Data Tonnage, Edge computing and its effects on Data Centers



The exponential growth in the amount of data being produced, processed, transmitted and stored today cannot be overstated. IDC estimates that worldwide data levels will reach over 175 zetabytes in 2025—a 61 percent compounded growth rate. We are also moving from an era where technology largely connects people to one where it increasingly connects machines. The most significant increase in traffic and data generation will come from machine to machine (M2M) communications.


With that much data being produced, it is no wonder that terms like “Data Tonnage” and “Data Gravity” are being used more frequently to describe its effect on data centers, networks and IT strategy. This is also impacting the physical space that houses these technologies with relevance to Enterprise IT professionals, Cloud providers and Colocation Operators.


Machine to Machine connections

In the near future, more than half of devices connected to IP networks will not be personal devices (smartphones, tablets, computers or TVs), but sensors, tracking modules, cameras and other forms of M2M connections. The amount of traffic from M2M applications, such as smart cars and industrial automation that require high bandwidth and low latency, is now growing faster than the number of connections. Furthermore, M2M requirements will necessitate not only edge computing but edge analytics to refine and reprogram sensors and applications.


While more and more data and IT workloads move to the Cloud, the industry is discovering that data migration (Data Tonnage) is not only time consuming but expensive. This unrelenting growth is putting increased pressure on already strained networks and data centers.


Data gravity (coined many years ago by David McRory) parallels the physical laws of gravity in that objects with more mass attract those with less mass. In this context of data and IT, large bodies of data contain more mass than applications and services. Accordingly, the greater mass will attract the smaller masses; however, since it is becoming increasingly impractical to have everyone close to the center, data and processing power are also moving to the edge. Edge and Cloud are not discrete entities; rather, they are a continuum. The edge can act somewhat like a traffic cop in that it can arrest certain requests for data and processing and thereby prevent massive flows of data to and from the Cloud.

Conversely, applications such as Artificial Intelligence and other applications involving big data analytics need to be contained in large data centers with the requisite storage and computational power. Of course, there are many applications in between which would necessitate a hybrid of these polar concepts.


Moving closer to your customers


Cloud providers are too moving closer to their customers. As technology capability and bandwidth increase so do user expectations. Hyperscalers like Google, Facebook, Microsoft and Amazon have responded by becoming among the largest investors in dark fibre and subsea cable routes to create redundant connectivity and to better manage the immense flow of traffic between their data center campuses. Some providers, like Facebook, also see this as a revenue opportunity and set up a subsidiary called Middle Mile Infrastructure to sell excess capacity to local and regional providers.

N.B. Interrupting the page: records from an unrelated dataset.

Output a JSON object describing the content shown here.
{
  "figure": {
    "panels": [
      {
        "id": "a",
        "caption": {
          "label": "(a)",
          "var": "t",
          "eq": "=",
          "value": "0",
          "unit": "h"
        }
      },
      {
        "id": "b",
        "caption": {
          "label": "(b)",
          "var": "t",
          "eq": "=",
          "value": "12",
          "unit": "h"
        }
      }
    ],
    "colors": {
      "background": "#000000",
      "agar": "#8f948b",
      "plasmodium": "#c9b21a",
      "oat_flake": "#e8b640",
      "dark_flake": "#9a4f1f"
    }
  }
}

Impact on data center space

All of this has an impact on decisions regarding the physical structures that house all this technology. For enterprise-sized businesses, where to locate and continue to operate traditional data centers continues to be a key factor. While many IT workloads have moved to the Cloud, many feel we are still in the early days; however, moving workloads to the Cloud has not always yielded the outcomes expected and lead to some reversed migration (see our article on the same). How these forces net out is dependent on factors particular to each firm.

Edge computing also brings another dilemma for Enterprise. There are certainly compelling reasons to move computing power and data storage closer to the edge. In addition, some companies see more opportunities to use their “bricks and sticks” to strategic advantage. Verizon is using its retail network to deploy edge computing for its 5G network. Walmart is planning to use its retail footprint for its own edge strategy but also to resell capacity to businesses interested in that capability.

Cloud service providers have a seemingly insatiable appetite to build more data centers to handle the growing demands for computing power, data storage and to locate closer to their customers to address latency performance. There is a concern in the current environment with COVID-19 that some construction projects will be deferred (as discussed in our blog).

The need for data center physical buildings is not going away, however, the nature and structure of the space and who owns and operates it is. We see this trend continuing as cloud computing, edge computing and the need for proprietary space continues to evolve.